8.3.2.1 The operational test shall be initiated at an ATS and shall include testing of each EPSS component on which maintenance or repair has been performed, including the transfer of
each automatic and manual transfer switch to the alternate power source, for a period of not less than 30 minutes under operating temperature.
8.3.3 A written schedule for routine maintenance and operational testing of the EPSS shall be established.
8.3.4 A permanent record of the EPSS inspections, tests, exercising, operation, and repairs shall be maintained and readily available.
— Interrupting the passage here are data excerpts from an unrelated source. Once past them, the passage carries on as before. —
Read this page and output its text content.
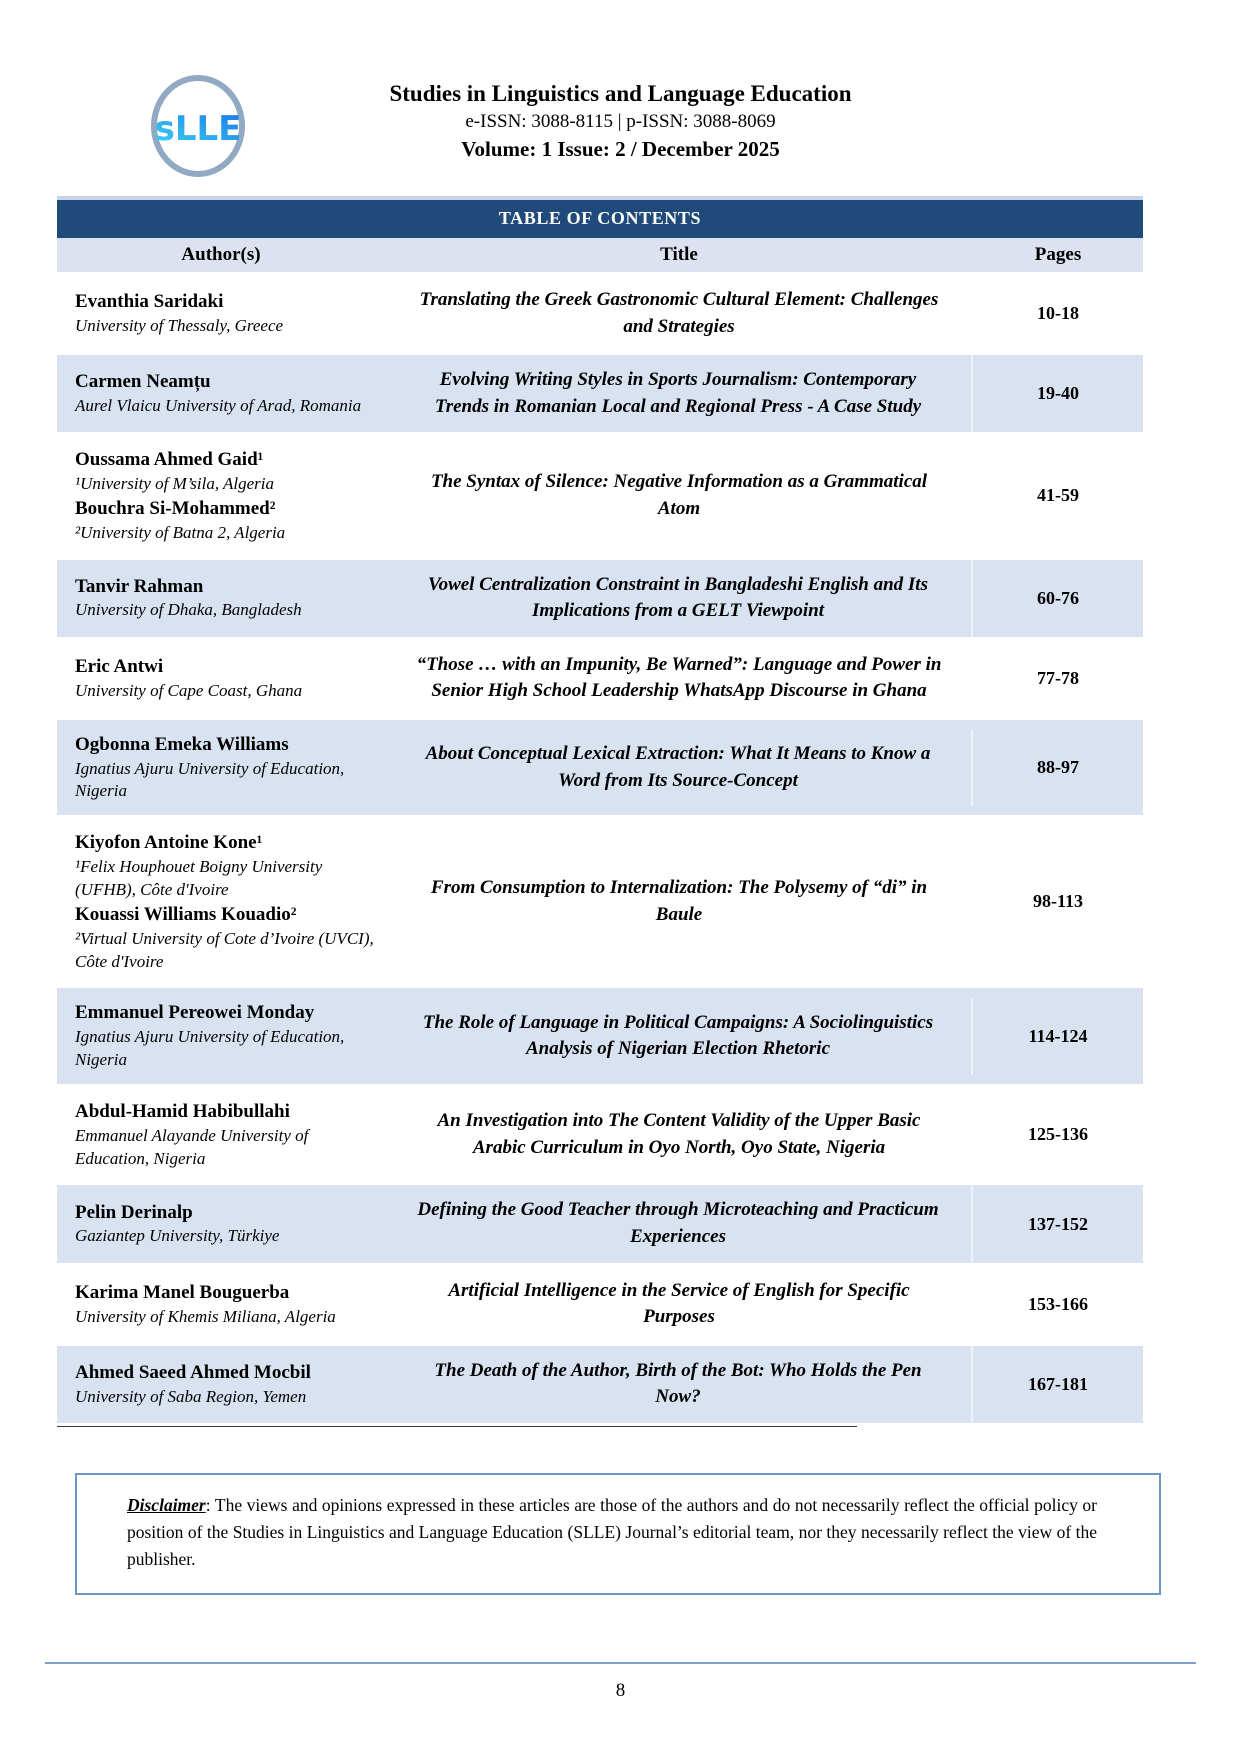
sLLE
Studies in Linguistics and Language Education
e-ISSN: 3088-8115 | p-ISSN: 3088-8069
Volume: 1 Issue: 2 / December 2025
TABLE OF CONTENTS
Author(s)	Title	Pages
Evanthia Saridaki
University of Thessaly, Greece
Translating the Greek Gastronomic Cultural Element: Challenges and Strategies
10-18
Carmen Neamțu
Aurel Vlaicu University of Arad, Romania
Evolving Writing Styles in Sports Journalism: Contemporary Trends in Romanian Local and Regional Press - A Case Study
19-40
Oussama Ahmed Gaid¹
¹University of M’sila, Algeria
Bouchra Si-Mohammed²
²University of Batna 2, Algeria
The Syntax of Silence: Negative Information as a Grammatical Atom
41-59
Tanvir Rahman
University of Dhaka, Bangladesh
Vowel Centralization Constraint in Bangladeshi English and Its Implications from a GELT Viewpoint
60-76
Eric Antwi
University of Cape Coast, Ghana
“Those … with an Impunity, Be Warned”: Language and Power in Senior High School Leadership WhatsApp Discourse in Ghana
77-78
Ogbonna Emeka Williams
Ignatius Ajuru University of Education, Nigeria
About Conceptual Lexical Extraction: What It Means to Know a Word from Its Source-Concept
88-97
Kiyofon Antoine Kone¹
¹Felix Houphouet Boigny University (UFHB), Côte d'Ivoire
Kouassi Williams Kouadio²
²Virtual University of Cote d’Ivoire (UVCI), Côte d'Ivoire
From Consumption to Internalization: The Polysemy of “di” in Baule
98-113
Emmanuel Pereowei Monday
Ignatius Ajuru University of Education, Nigeria
The Role of Language in Political Campaigns: A Sociolinguistics Analysis of Nigerian Election Rhetoric
114-124
Abdul-Hamid Habibullahi
Emmanuel Alayande University of Education, Nigeria
An Investigation into The Content Validity of the Upper Basic Arabic Curriculum in Oyo North, Oyo State, Nigeria
125-136
Pelin Derinalp
Gaziantep University, Türkiye
Defining the Good Teacher through Microteaching and Practicum Experiences
137-152
Karima Manel Bouguerba
University of Khemis Miliana, Algeria
Artificial Intelligence in the Service of English for Specific Purposes
153-166
Ahmed Saeed Ahmed Mocbil
University of Saba Region, Yemen
The Death of the Author, Birth of the Bot: Who Holds the Pen Now?
167-181
Disclaimer: The views and opinions expressed in these articles are those of the authors and do not necessarily reflect the official policy or position of the Studies in Linguistics and Language Education (SLLE) Journal’s editorial team, nor they necessarily reflect the view of the publisher.
8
8.3.4.1 The permanent record shall include the following:
(1) The date of the maintenance report
(2) Identification of the servicing personnel
(3) Notation of any unsatisfactory condition and the corrective action taken, including parts replaced
(4) Testing of any repair for the time as recommended by the manufacturer
Based on record review and interview, the facility failed to ensure documentation for servicing of emergency back-up electrical power (generators, 2 units), was made readily available for review. Not having documentation readily available for review, does not meet the general requirements on NFPA 110, Chapter 8 (Maintenance and Operational Testing). This deficient practice presents a risk of harm to all patients, staff and occupants within the facility. The findings are:
A. On 07/30/19, during record review of emergency back-up electrical power(generators, 2 units), no documentation (i.e. monthly testing for the last 12 months, annual servicing, annual load bank if required) was provided to ensure the 2 units were serviced as required.
B. On 07/30/19, at 3:00 pm, during interview the Maintenance Supervisor stated he could not locate the servicing documentation for the generators.